それに気付かぬふりをしつつ、睦月はこの際だからと採血やらなにやら診察を始めるのだった。


『・・・橙晴、大丈夫かなぁ。』
無事に任務を終えて帰って来ていた青藍は、白哉の居る執務室で心配そうに呟く。
「大丈夫だ。雪乃が橙晴に熱があることに気が付いて、看病をしているらしい。卯ノ花隊長と睦月からそれぞれ連絡があった。橙晴の薬も雪乃が処方したとのことだ。」


『流石雪乃。あの睦月が朽木家の者の薬の処方を任せるとは。しかし・・・何故、橙晴の瞳の色が変わったのでしょう?熱が出て制御が不安定になったというのは分からなくもありませんが・・・。』
「橙晴の斬魄刀が、そなたや咲夜と同じように使用者と一体化する類のものなのやもしれぬ。
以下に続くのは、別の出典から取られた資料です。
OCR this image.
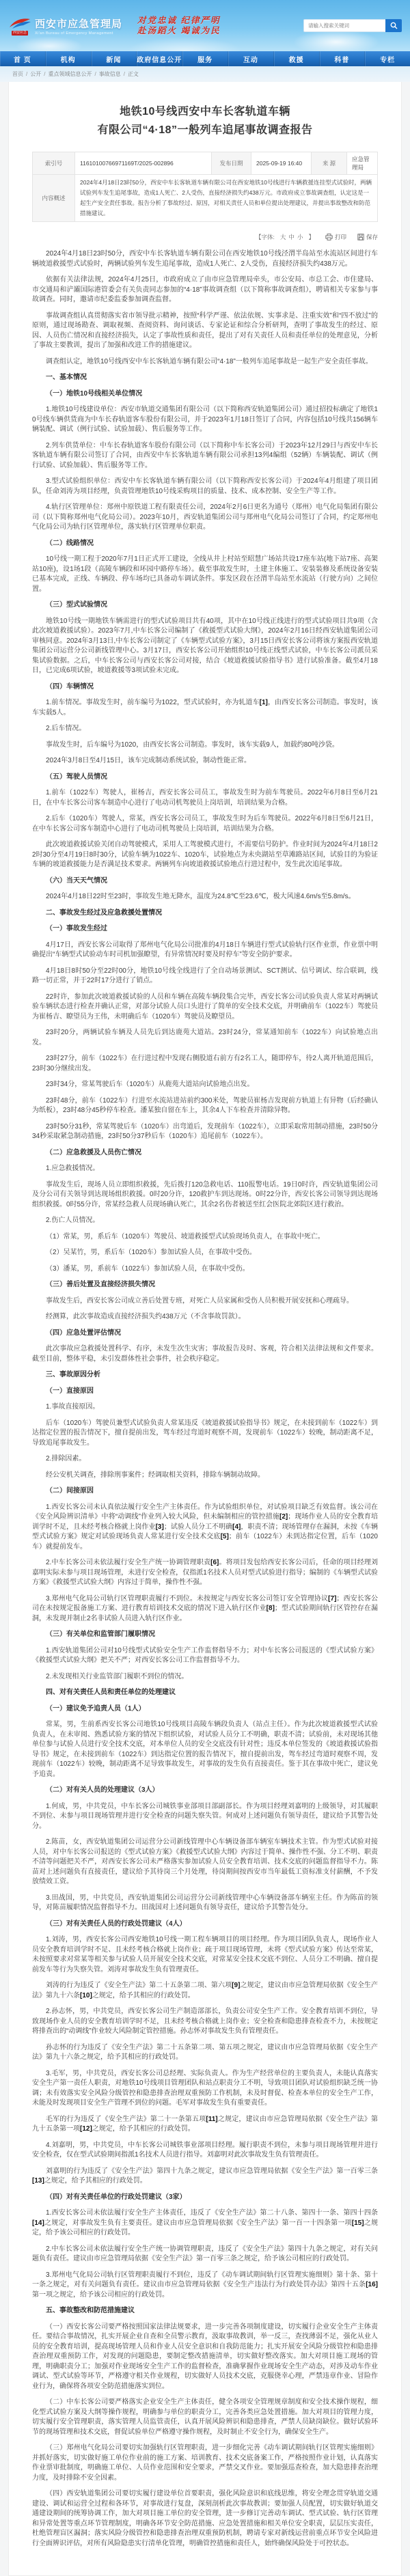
西安应急
西安市应急管理局
Xi'an Bureau of Emergency Management
对党忠诚 纪律严明
赴汤蹈火 竭诚为民
请输入搜索关键词
首 页	机构	新闻	政府信息公开	服务	互动	救援	科普	专栏
首页 / 公开 / 重点领域信息公开 / 事故信息 / 正文
地铁10号线西安中车长客轨道车辆
有限公司“4·18”一般列车追尾事故调查报告
索引号	11610100766971169T/2025-002896	发布日期	2025-09-19 16:40	来 源	应急管理局
内容概述	2024年4月18日23时50分，西安中车长客轨道车辆有限公司在西安地铁10号线进行车辆救援连挂型式试验时，两辆试验列车发生追尾事故，造成1人死亡、2人受伤，直接经济损失约438万元。市政府成立事故调查组，认定这是一起生产安全责任事故。报告分析了事故经过、原因，对相关责任人员和单位提出处理建议，并提出事故整改和防范措施建议。				
【字体: 大 中 小 】	打印	保存
2024年4月18日23时50分，西安中车长客轨道车辆有限公司在西安地铁10号线泾渭半岛站至水流站区间进行车辆坡道救援型式试验时，两辆试验列车发生追尾事故，造成1人死亡、2人受伤，直接经济损失约438万元。
依据有关法律法规，2024年4月25日，市政府成立了由市应急管理局牵头，市公安局、市总工会、市住建局、市交通局和浐灞国际港管委会有关负责同志参加的“4·18”事故调查组（以下简称事故调查组），聘请相关专家参与事故调查。同时，邀请市纪委监委参加调查监督。
事故调查组认真贯彻落实省市领导批示精神，按照“科学严谨、依法依规、实事求是、注重实效”和“四不放过”的原则，通过现场勘查、调取视频、查阅资料、询问谈话、专家论证和综合分析研判，查明了事故发生的经过、原因、人员伤亡情况和直接经济损失，认定了事故性质和责任，提出了对有关责任人员和责任单位的处理意见，分析了事故主要教训，提出了加强和改进工作的措施建议。
调查组认定，地铁10号线西安中车长客轨道车辆有限公司“4·18”一般列车追尾事故是一起生产安全责任事故。
一、基本情况
（一）地铁10号线相关单位情况
1.地铁10号线建设单位：西安市轨道交通集团有限公司（以下简称西安轨道集团公司）通过招投标确定了地铁10号线车辆供货商为中车长春轨道客车股份有限公司，并于2023年1月18日签订了合同，内容包括10号线共156辆车辆装配、调试（例行试验、试验加载）、售后服务等工作。
2.列车供货单位：中车长春轨道客车股份有限公司（以下简称中车长客公司）于2023年12月29日与西安中车长客轨道车辆有限公司签订了合同，由西安中车长客轨道车辆有限公司承担13列4编组（52辆）车辆装配、调试（例行试验、试验加载）、售后服务等工作。
3.型式试验组织单位：西安中车长客轨道车辆有限公司（以下简称西安长客公司）于2024年4月组建了项目团队，任命刘涛为项目经理，负责管理地铁10号线采购项目的质量、技术、成本控制、安全生产等工作。
4.轨行区管理单位：郑州中原铁道工程有限责任公司，2024年2月6日更名为通号（郑州）电气化局集团有限公司（以下简称郑州电气化局公司）。2023年10月，西安轨道集团公司与郑州电气化局公司签订了合同，约定郑州电气化局公司为轨行区管理单位，落实轨行区管理单位职责。
（二）线路情况
10号线一期工程于2020年7月1日正式开工建设，全线从井上村站至昭慧广场站共设17座车站(地下站7座、高架站10座)，设1场1段（高陵车辆段和环园中路停车场）。截至事故发生时，土建主体施工、安装装修及系统设备安装已基本完成，正线、车辆段、停车场均已具备动车调试条件。事发区段在泾渭半岛站至水流站（行驶方向）之间位置。
（三）型式试验情况
地铁10号线一期地铁车辆需进行的型式试验项目共有40项，其中在10号线正线进行的型式试验项目共9项（含此次坡道救援试验）。2023年7月,中车长客公司编制了《救援型式试验大纲》，2024年2月16日经西安轨道集团公司审核同意。2024年3月13日,中车长客公司制定了《车辆型式试验方案》，3月15日西安长客公司将该方案报西安轨道集团公司运营分公司新线管理中心。3月17日，西安长客公司开始组织10号线正线型式试验，中车长客公司派员采集试验数据。之后，中车长客公司与西安长客公司对接，结合《坡道救援试验指导书》进行试验准备。截至4月18日，已完成6项试验，坡道救援等3项试验未完成。
（四）车辆情况
1.前车情况。事故发生时，前车编号为1022，型式试验时，亦为轧道车[1]，由西安长客公司制造。事发时，该车实载5人。
2.后车情况。
事故发生时，后车编号为1020，由西安长客公司制造。事发时，该车实载9人，加载约80吨沙袋。
2024年3月8日至4月15日，该车完成制动系统试验，制动性能正常。
（五）驾驶人员情况
1.前车（1022车）驾驶人，崔杨吉，西安长客公司员工，事故发生时为前车驾驶员。2022年6月8日至6月21日，在中车长客公司客车制造中心进行了电动司机驾驶员上岗培训，培训结果为合格。
2.后车（1020车）驾驶人，常某，西安长客公司员工，事故发生时为后车驾驶员。2022年6月8日至6月21日，在中车长客公司客车制造中心进行了电动司机驾驶员上岗培训，培训结果为合格。
此次坡道救援试验关闭自动驾驶模式，采用人工驾驶模式进行，不需要信号防护。作业时间为2024年4月18日22时30分至4月19日8时30分，试验车辆为1022车、1020车，试验地点为未央湖站至草滩路站区间，试验目的为验证车辆的坡道救援能力是否满足技术要求。两辆列车向坡道救援试验地点行进过程中，发生此次追尾事故。
（六）当天天气情况
2024年4月18日22时至23时，事故发生地无降水，温度为24.8℃至23.6℃，极大风速4.6m/s至5.8m/s。
二、事故发生经过及应急救援处置情况
（一）事故发生经过
4月17日，西安长客公司取得了郑州电气化局公司批准的4月18日车辆进行型式试验轨行区作业票，作业票中明确提出“车辆型式试验动车时司机加强瞭望，有异常情况时要及时停车”等安全防护要求。
4月18日8时50分至22时00分，地铁10号线全线进行了全自动场景测试、SCT测试、信号调试、综合联调，线路一切正常，并于22时17分进行了销点。
22时许，参加此次坡道救援试验的人员和车辆在高陵车辆段集合完毕，西安长客公司试验负责人常某对两辆试验车辆状态进行检查并确认正常，对部分试验人员口头进行了简单的安全技术交底，并明确前车（1022车）驾驶员为崔杨吉、瞭望员为王伟，未明确后车（1020车）驾驶员及瞭望员。
23时20分，两辆试验车辆及人员先后到达鹿苑大道站。23时24分，常某通知前车（1022车）向试验地点出发。
23时27分，前车（1022车）在行进过程中发现右侧股道右前方有2名工人，随即停车，待2人离开轨道范围后，23时30分继续出发。
23时34分，常某驾驶后车（1020车）从鹿苑大道站向试验地点出发。
23时48分，前车（1022车）行进至水流站进站前约300米处，驾驶员崔杨吉发现前方轨道上有异物（后经确认为纸板），23时48分45秒停车检查。潘某独自留在车上，其余4人下车检查并清除异物。
23时50分31秒，常某驾驶后车（1020车）出弯道后，发现前车（1022车），立即采取常用制动措施，23时50分34秒采取紧急制动措施，23时50分37秒后车（1020车）追尾前车（1022车）。
（二）应急救援及人员伤亡情况
1.应急救援情况。
事故发生后，现场人员立即组织救援，先后拨打120急救电话、110报警电话。19日0时许，西安轨道集团公司及分公司有关领导到达现场组织救援。0时20分许，120救护车到达现场。0时22分许，西安长客公司领导到达现场组织救援。0时55分许，常某经急救人员现场确认死亡，其余2名伤者被送至红会医院北郊院区进行救治。
2.伤亡人员情况。
（1）常某，男，系后车（1020车）驾驶员、坡道救援型式试验现场负责人，在事故中死亡。
（2）吴某竹，男，系后车（1020车）参加试验人员，在事故中受伤。
（3）潘某，男，系前车（1022车）参加试验人员，在事故中受伤。
（三）善后处置及直接经济损失情况
事故发生后，西安长客公司成立善后处置专班，对死亡人员家属和受伤人员积极开展安抚和心理疏导。
经测算，此次事故造成直接经济损失约438万元（不含事故罚款）。
（四）应急处置评估情况
此次事故应急救援处置科学、有序，未发生次生灾害；事故报告及时、客观，符合相关法律法规和文件要求。截至目前，整体平稳，未引发群体性社会事件，社会秩序稳定。
三、事故原因分析
（一）直接原因
1.事故直接原因。
后车（1020车）驾驶员兼型式试验负责人常某违反《坡道救援试验指导书》规定，在未接到前车（1022车）到达指定位置的报告情况下，擅自提前出发，驾车经过弯道时观察不周，发现前车（1022车）较晚，制动距离不足，导致追尾事故发生。
2.排除因素。
经公安机关调查，排除刑事案件；经调取相关资料，排除车辆制动故障。
（二）间接原因
1.西安长客公司未认真依法履行安全生产主体责任。作为试验组织单位，对试验项目缺乏有效监督。该公司在《安全风险辨识清单》中将“动调线”作业列入较大风险，但未编制相应的管控措施[2]；现场作业人员的安全教育培训学时不足，且未经考核合格就上岗作业[3]；试验人员分工不明确[4]，职责不清；现场管理存在漏洞，未按《车辆型式试验方案》规定对试验现场负责人常某进行安全技术交底[5]；前车（1022车）未到达指定位置，后车（1020车）就提前发车。
2.中车长客公司未依法履行安全生产统一协调管理职责[6]。将项目发包给西安长客公司后，任命的项目经理刘嘉明实际未参与项目现场管理，未进行安全检查，仅指派1名技术人员对型式试验进行指导；编制的《车辆型式试验方案》《救援型式试验大纲》内容过于简单，操作性不强。
3.郑州电气化局公司轨行区管理职责履行不到位。未按规定与西安长客公司签订安全管理协议[7]；西安长客公司在未按规定报备施工方案、进行教育培训技术交底的情况下进入轨行区作业[8]；型式试验期间轨行区管控存在漏洞，未发现并制止2名非试验人员进入轨行区作业。
（三）有关单位和监管部门履职情况
1.西安轨道集团公司对10号线型式试验安全生产工作监督指导不力；对中车长客公司报送的《型式试验方案》《救援型式试验大纲》把关不严；对西安长客公司工作监督指导不力。
2.未发现相关行业监管部门履职不到位的情况。
四、对有关责任人员和责任单位的处理建议
（一）建议免予追责人员（1人）
常某，男，生前系西安长客公司地铁10号线项目高陵车辆段负责人（站点主任）。作为此次坡道救援型式试验负责人，在未审阅、熟悉试验方案的情况下组织试验，对试验人员分工不明确，职责不清；试验前，未对现场其他单位参与试验人员进行安全技术交底，对本单位人员的安全交底没有针对性；违反本单位签发的《坡道救援试验指导书》规定，在未接到前车（1022车）到达指定位置的报告情况下，擅自提前出发，驾车经过弯道时观察不周，发现前车（1022车）较晚，制动距离不足导致事故发生，对事故的发生负有直接责任。鉴于其在事故中死亡，建议免予追责。
（二）对有关人员的处理建议（3人）
1.何成，男，中共党员，中车长客公司城铁事业部项目部副部长。作为项目经理刘嘉明的上级领导，对其履职不到位、未参与项目现场管理并进行安全检查的问题失察失管。何成对上述问题负有领导责任，建议给予其警告处分。
2.陈苗，女，西安轨道集团公司运营分公司新线管理中心车辆设备部车辆室车辆技术主管。作为型式试验对接人员，对中车长客公司报送的《型式试验方案》《救援型式试验大纲》内容过于简单、操作性不强、分工不明、职责不清等问题把关不严，对西安长客公司未严格落实参加试验人员安全教育培训、技术交底的问题监督指导不力。陈苗对上述问题负有直接责任，建议给予其待岗三个月处理，待岗期间按西安市当年最低工资标准支付薪酬，不予发放绩效工资。
3.田战国，男，中共党员，西安轨道集团公司运营分公司新线管理中心车辆设备部车辆室主任。作为陈苗的领导，对陈苗履职情况监督指导不力。田战国对上述问题负有领导责任，建议给予其警告处分。
（三）对有关责任人员的行政处罚建议（4人）
1.刘涛，男，西安长客公司西安地铁10号线一期工程车辆项目的项目经理。作为项目团队负责人，现场作业人员安全教育培训学时不足、且未经考核合格就上岗作业；疏于项目现场管理，未将《型式试验方案》传达至常某，未按照要求对常某等相关参与试验人员开展安全技术交底，对常某安全技术交底不到位、人员分工不明确、擅自提前发车等行为失察失管。刘涛对事故发生负有管理责任。
刘涛的行为违反了《安全生产法》第二十五条第二项、第六项[9]之规定，建议由市应急管理局依据《安全生产法》第九十六条[10]之规定，给予其相应的行政处罚。
2.孙志怀，男，中共党员，西安长客公司生产制造部部长，负责公司安全生产工作。安全教育培训不到位，导致现场作业人员的安全教育培训学时不足，且未经考核合格就上岗作业；安全检查和隐患排查检查不力，未按规定将排查出的“动调线”作业较大风险制定管控措施。孙志怀对事故发生负有管理责任。
孙志怀的行为违反了《安全生产法》第二十五条第二项、第五项之规定，建议由市应急管理局依据《安全生产法》第九十六条之规定，给予其相应的行政处罚。
3.毛军，男，中共党员，西安长客公司总经理、实际负责人。作为生产经营单位的主要负责人，未能认真落实安全生产第一责任人职责，对地铁10号线项目管理团队和站点职责分工不明，导致项目团队对试验组织缺乏统一协调；未有效落实安全风险分级管控和隐患排查治理双重预防工作机制，未及时督促、检查本单位的安全生产工作，未能及时发现项目安全生产管理不到位的问题。毛军对事故发生负有重要责任。
毛军的行为违反了《安全生产法》第二十一条第五项[11]之规定，建议由市应急管理局依据《安全生产法》第九十五条第一项[12]之规定，给予其相应的行政处罚。
4.刘嘉明，男，中共党员，中车长客公司城铁事业部项目经理。履行职责不到位，未参与项目现场管理并进行安全检查，仅在型式试验期间指派1名技术人员进行指导。刘嘉明对此次事故发生负有管理责任。
刘嘉明的行为违反了《安全生产法》第四十九条之规定，建议市应急管理局依据《安全生产法》第一百零三条[13]之规定，给予其相应的行政处罚。
（四）对有关责任单位的行政处罚建议（3家）
1.西安长客公司未依法履行安全生产主体责任，违反了《安全生产法》第二十八条、第四十一条、第四十四条[14]之规定，对事故发生负有主要责任。建议由市应急管理局依据《安全生产法》第一百一十四条第一项[15]之规定，给予该公司相应的行政处罚。
2.中车长客公司未依法履行安全生产统一协调管理职责，违反了《安全生产法》第四十九条之规定，对有关问题负有责任。建议由市应急管理局依据《安全生产法》第一百零三条之规定，给予该公司相应的行政处罚。
3.郑州电气化局公司轨行区管理职责履行不到位，违反了《动车调试期间轨行区管理实施细则》第十条、第十一条之规定，对有关问题负有责任。建议由市应急管理局依据《安全生产违法行为行政处罚办法》第四十五条[16]第一项之规定，给予该公司相应的行政处罚。
五、事故整改和防范措施建议
（一）西安长客公司要严格按照国家法律法规要求，进一步完善各项制度建设，切实履行企业安全生产主体责任。要结合事故情况，扎实开展企业自查和全员警示教育，汲取事故教训，举一反三，查找薄弱不足，强化从业人员的安全教育培训，提高现场管理人员和作业人员安全意识和自我防范能力；扎实开展安全风险分级管控和隐患排查治理双重预防工作，对发现的问题隐患，要制定整改措施清单，切实做好整改落实。加大对项目施工现场的管理，明确职责分工；加强对作业现场安全生产工作的监督检查，准确掌握作业现场安全生产动态，对涉及动车作业调试、型式试验等环节，严格遵守相关作业规程，切实做好人员技术交底，克服侥幸心理，严禁违章作业、冒险作业行为，确保将各项安全防范措施落实到位。
（二）中车长客公司要严格落实企业安全生产主体责任，健全各项安全管理规章制度和安全技术操作规程，细化型式试验方案及大纲等操作规程，明确参与单位的职责分工，完善各类应急处置措施。加大对项目的管理力度，切实履行安全管理职责，落实管理人员监管责任，认真开展风险辨识和隐患排查，严禁人员缺岗缺位。做好试验环节的现场管理和技术交底，督促试验单位严格遵守操作规程，及时制止不安全行为，确保安全生产。
（三）郑州电气化局公司要切实加强轨行区管理职责，进一步细化完善《动车调试期间轨行区管理实施细则》并抓好落实，切实做好施工单位作业前的施工方案、培训教育、技术交底备案工作，严格按照作业计划，认真落实作业票审批制度，明确施工单位、人员作业范围和安全要求，严禁交叉作业。要加强巡查检查，加大隐患排查治理力度，及时排除不安全因素。
（四）西安轨道集团公司要切实履行建设单位首要职责，强化风险意识和底线思维，将安全理念贯穿轨道交通建设、调试和运营全过程和各环节，对事故进行复盘，深刻剖析此次事故教训；要加强人员配置，切实做好轨道交通建设期间的统筹协调工作，加大对项目施工单位的安全管理，进一步修订完善动车调试、型式试验、轨行区管理和异常处置等重点环节管理制度，明确各环节安全防范措施、应急处置措施和相关单位安全职责，层层压实责任，杜绝管理盲区漏洞；落实风险分级管控和隐患排查治理双重预防机制，聘请专家对新线运营前重点环节安全风险进行全面辨识评估，对所有风险隐患实行清单化管理，明确管控措施和责任人，始终确保风险处于可控状态。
親子間で斬魄刀の能力が似ることはあるようだからな。」


『なるほど。僕の斬魄刀も始解は刀身がなくなりますからねぇ。千本桜と同じく。』
「あぁ。もっとも、そなたの卍解は、咲夜のそれとよく似ているが。特に、森羅のころの斬魄刀に。」
『それじゃあ、橙晴の卍解は千本桜に似ていたりするのかもしれませんね。』


四番隊舎から感じる橙晴の微かな霊圧を感じながら、二人は筆を手に取る。
橙晴の机から引き揚げてきた書類の処理をしつつ、橙晴の霊圧が安定してきていることに内心安堵して、今日の所は定刻で仕事を切り上げるべく、流れるように筆を走らせるのだった。



2019.09.16
風邪引き橙晴。
白哉さんと青藍は橙晴の不調をすぐに見抜いて彼を四番隊に送り込みます。
すぐに睦月を呼ばなかったのは、睦月が四番隊の手伝いをする日だったからだと思われます。
この後、橙晴が風邪を引くと雪乃が看病を任されたりするのでしょう。